Synergy effects in the network of Engelhardt, Kaupp, Kiefer

The metaphorical motorway slip road that DataCollect is building at its gate is therefore taking shape. Nonetheless, to keep pace with global players such as Swarco, Telekom or Google, the company will have to draw on additional resources from the investment company. For example, Lippoldt has recently been invited to attend strategic meetings at another Engelhardt Kaupp Kiefer portfolio company in order to gain valuable insights into its measurement technologies. DataCollect for its part can assist in the area of cloud solutions, as the other company is still working with desktop solutions. In this way, both the learning curve and level of risk for both parties are kept low, and synergy effects are optimally supported. Although people are generally reluctant to reveal their cards to others in a networking situation, Engelhardt and his team, who have well-founded insights into their various companies, know how experience can be exchanged. They enjoy the trust of their partners – not just because of their shared interest in promoting all parties, but also thanks to the close personal ties that develop over time between them and the companies. “Therefore, we are extremely happy that we have been able to keep Mario Lippoldt as part of the family”, emphasises Tobias Engelhardt once more.

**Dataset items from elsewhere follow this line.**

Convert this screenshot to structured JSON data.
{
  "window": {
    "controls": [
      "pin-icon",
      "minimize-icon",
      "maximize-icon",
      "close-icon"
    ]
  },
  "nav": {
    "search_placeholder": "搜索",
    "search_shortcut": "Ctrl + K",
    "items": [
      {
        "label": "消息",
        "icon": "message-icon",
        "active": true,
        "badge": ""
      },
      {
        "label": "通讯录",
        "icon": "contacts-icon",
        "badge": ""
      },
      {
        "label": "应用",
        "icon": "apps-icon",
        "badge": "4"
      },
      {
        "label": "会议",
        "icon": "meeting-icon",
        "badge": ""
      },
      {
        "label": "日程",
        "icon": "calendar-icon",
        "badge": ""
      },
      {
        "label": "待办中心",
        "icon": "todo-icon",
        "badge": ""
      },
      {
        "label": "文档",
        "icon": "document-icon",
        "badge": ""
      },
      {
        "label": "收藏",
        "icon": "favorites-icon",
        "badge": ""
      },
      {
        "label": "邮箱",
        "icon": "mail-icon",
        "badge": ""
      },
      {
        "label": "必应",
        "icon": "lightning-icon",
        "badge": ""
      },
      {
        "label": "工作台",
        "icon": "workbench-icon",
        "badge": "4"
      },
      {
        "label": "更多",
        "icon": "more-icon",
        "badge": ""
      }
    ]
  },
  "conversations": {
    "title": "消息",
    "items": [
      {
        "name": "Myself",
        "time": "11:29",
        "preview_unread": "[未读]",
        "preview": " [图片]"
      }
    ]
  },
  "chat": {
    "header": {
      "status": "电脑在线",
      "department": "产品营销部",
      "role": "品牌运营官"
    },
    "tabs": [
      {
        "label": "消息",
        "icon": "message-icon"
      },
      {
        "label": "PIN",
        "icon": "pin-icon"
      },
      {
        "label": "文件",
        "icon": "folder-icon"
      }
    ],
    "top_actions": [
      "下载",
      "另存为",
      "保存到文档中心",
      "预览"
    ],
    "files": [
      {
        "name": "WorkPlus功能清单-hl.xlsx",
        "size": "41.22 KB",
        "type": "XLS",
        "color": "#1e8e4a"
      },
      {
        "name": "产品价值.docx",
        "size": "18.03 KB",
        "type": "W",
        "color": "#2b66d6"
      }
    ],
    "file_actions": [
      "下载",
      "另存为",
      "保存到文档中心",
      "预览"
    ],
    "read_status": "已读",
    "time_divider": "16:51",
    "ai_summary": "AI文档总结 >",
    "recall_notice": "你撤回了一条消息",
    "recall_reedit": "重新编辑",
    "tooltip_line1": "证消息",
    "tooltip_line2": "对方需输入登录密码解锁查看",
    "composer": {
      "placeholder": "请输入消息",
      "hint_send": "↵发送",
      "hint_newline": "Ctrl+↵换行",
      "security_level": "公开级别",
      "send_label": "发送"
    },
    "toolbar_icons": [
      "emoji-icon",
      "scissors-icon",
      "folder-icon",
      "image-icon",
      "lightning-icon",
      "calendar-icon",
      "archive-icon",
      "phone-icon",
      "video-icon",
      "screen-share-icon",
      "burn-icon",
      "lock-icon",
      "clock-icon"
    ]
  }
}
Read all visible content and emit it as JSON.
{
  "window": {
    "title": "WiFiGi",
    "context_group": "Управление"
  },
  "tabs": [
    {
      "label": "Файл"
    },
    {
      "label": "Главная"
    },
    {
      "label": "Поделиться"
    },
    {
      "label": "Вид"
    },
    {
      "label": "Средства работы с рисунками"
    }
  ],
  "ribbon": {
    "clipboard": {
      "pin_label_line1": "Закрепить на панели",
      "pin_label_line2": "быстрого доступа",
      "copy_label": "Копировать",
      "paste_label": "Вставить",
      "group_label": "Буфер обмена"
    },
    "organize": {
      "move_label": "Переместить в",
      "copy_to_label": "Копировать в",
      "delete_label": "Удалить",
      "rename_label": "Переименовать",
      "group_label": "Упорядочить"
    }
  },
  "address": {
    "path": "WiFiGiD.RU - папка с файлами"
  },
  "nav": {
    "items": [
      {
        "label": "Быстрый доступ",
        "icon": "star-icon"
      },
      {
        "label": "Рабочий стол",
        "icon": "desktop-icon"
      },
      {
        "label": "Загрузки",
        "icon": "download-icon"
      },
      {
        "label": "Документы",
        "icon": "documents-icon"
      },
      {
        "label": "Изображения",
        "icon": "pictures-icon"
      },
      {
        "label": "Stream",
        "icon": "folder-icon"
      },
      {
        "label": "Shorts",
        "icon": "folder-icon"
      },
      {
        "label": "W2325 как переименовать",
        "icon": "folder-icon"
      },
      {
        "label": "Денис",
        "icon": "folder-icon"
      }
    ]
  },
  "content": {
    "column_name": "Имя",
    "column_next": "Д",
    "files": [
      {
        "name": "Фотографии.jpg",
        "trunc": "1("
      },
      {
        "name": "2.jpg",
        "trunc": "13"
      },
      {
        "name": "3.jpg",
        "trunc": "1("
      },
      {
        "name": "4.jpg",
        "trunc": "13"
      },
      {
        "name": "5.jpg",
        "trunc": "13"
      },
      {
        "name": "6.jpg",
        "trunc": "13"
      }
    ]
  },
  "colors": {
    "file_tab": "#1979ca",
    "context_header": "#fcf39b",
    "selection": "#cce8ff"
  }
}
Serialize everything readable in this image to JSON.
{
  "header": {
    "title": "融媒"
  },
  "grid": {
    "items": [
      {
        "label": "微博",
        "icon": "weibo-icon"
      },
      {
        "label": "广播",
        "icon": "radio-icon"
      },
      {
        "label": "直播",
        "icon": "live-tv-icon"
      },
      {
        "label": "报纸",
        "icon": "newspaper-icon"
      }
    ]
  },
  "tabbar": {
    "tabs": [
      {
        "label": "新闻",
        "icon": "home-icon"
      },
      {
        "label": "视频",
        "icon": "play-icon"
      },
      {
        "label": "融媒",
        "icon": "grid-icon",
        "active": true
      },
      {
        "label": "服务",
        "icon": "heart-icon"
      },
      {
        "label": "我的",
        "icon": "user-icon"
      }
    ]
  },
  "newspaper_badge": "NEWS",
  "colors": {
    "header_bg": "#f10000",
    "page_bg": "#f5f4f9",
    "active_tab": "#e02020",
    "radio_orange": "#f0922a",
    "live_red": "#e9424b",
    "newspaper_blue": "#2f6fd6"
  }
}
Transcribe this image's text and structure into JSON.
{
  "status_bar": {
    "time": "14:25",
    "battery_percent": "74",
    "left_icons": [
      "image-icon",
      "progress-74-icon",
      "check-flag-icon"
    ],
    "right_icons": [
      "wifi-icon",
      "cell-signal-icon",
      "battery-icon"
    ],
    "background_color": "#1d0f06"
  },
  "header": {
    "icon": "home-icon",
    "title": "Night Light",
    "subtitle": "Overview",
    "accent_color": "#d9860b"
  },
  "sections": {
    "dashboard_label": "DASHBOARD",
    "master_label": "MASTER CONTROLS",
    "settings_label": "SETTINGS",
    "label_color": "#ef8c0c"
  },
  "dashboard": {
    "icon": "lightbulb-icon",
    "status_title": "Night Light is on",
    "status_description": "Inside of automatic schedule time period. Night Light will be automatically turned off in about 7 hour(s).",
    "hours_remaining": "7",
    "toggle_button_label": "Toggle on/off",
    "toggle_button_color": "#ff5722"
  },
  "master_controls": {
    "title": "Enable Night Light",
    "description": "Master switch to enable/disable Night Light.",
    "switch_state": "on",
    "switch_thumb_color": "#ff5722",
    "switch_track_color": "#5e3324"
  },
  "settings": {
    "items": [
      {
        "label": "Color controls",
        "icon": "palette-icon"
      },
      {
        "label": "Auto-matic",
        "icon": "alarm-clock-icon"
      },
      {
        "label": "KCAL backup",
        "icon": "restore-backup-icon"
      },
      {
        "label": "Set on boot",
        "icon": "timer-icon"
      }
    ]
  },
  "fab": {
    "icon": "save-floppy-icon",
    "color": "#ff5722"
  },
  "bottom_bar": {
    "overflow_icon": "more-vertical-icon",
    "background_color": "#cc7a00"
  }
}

Growth at any cost isn’t the goal

But for all the momentum that DataCollect is currently gaining, Lippoldt is nevertheless aware of the dangers. These include the risking of losing people along this high-speed path because they feel left behind or because they don’t understand what is going on. Their working conditions change, processes require new processes, which in turn make demands on them. At this point, Lippoldt states emphatically that the investors are no interested in growth at any cost. He goes on to explain that they see themselves much more as partners who take a holistic view of the company and who reward long-serving employees with loyalty on their part.

Out in the fast lane, the wrangling to answer the fundamental questions faced by the large number of incumbents and newcomers on the market will soon begin: Rather than delivering raw measurement data, how can one cater selectively to the information requirements of individual customers? Customers, for example, that want to optimise their traffic light control systems to save ten percent of the current stop time, or so that trucks are given priority to minimise their burden of noise and exhaust gas on the city. Ultimately, all of this comes down to the fundamental question as to how traffic levels, which continue to increase, will be monitored and controlled using flexible criteria in the future? DataCollect also wants to provide an answer to this question – and is defying with chutzpah the demands associated with such a complex market. Mario Lippoldt remains unfazed: “We will identify our USP and compete with the major players based on speed, flexibility and a healthy dose of opportunism.”